Basically; what policies would this leader have? Do they just want a return to New Labour or is there an acceptance that, as much good as that project did, it failed in key respects? I get that Corbyn's 'ideological purity' is an issue (one that I find increasingly frustrating), but do people think the Labour Party should have any ideological foundations beyond the gaining and holding of power (I have not seen any suggested in all the articles complaining about their current Socialist garb)? What can I expect this New New Labour to do differently, not only from current Labour, but also from the Tories (and no this is not a disingenuous question; we've heard many Labour grandees over the last few years tell people that Labour needs to be seen as 'tough on the deficit', which implies a similar low spending approach that as the Tories).
 
BoE chief economist saying negative Brexit predictions were likely overdone, and the economy is doing better than feared.

Good!

I just hope it continues, and that the seismic political mess isn't a seismic economic one. It's not as if the Brexit vote was predicated on rigorous understanding, and it isn't as if Brexit hasn't revealed how shakey and ignorant the political workings of this country actually are.

(multiple negatives ftw)
 

Jezbollah

Member
BoE chief economist saying negative Brexit predictions were likely overdone, and the economy is doing better than feared.

Good!

I just hope it continues, and that the seismic political mess isn't a seismic economic one. It's not as if the Brexit vote was predicated on rigorous understanding, and it isn't as if Brexit hasn't revealed how shakey and ignorant the political workings of this country actually are.

(multiple negatives ftw)

My first reaction to this was that just because it didn't immediately have any economic ramifications, doesn't mean it's theres not going to be an absolute shit show during and after article 50 being invoked.

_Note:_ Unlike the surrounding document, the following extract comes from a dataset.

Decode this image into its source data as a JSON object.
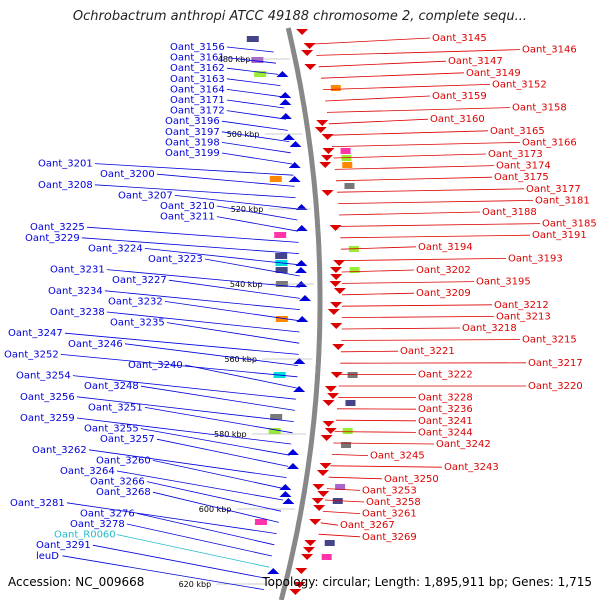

People herp-derping at the FTSE being at record highs and unemployment figures right now are those who I suspect will be back in their box when the shit goes down.
 
It'll be interesting to see if there's a major effect on the stock market and pound when the UK declares article 50 beyond the initial day or two, it's going to happen in March or even earlier if May decides to get all STRONG PM BREXIT MEANS BREXIT and does it earlier, so surely the stock market can't be too shocked when it actually happens.
 

sammex

Member
'train crash' Brexit is the new brexit flavour of the month.

Aside from a groaning intray, Barrow inherits a demoralised and depleted team. He has just lost his deputy, Shan Morgan, who is due to start a new job in Wales, and gained a new turf war in Whitehall, where the top civil servant at the department for exiting the EU opposed his appointment and demanded to be in charge of talks instead.
...
The swift appointment of Barrow, an FCO veteran and former ambassador to Moscow, was intended to reassure civil service mandarins worried that the government no longer wanted to hear bad news – a signal, it was claimed, that it was at least trying to strike a deal in Brussels.

But the reaction from those in favour of a more hardline approach has only underlined the suspicion in Whitehall that many politicians secretly relish the possibility of walking away with no agreement.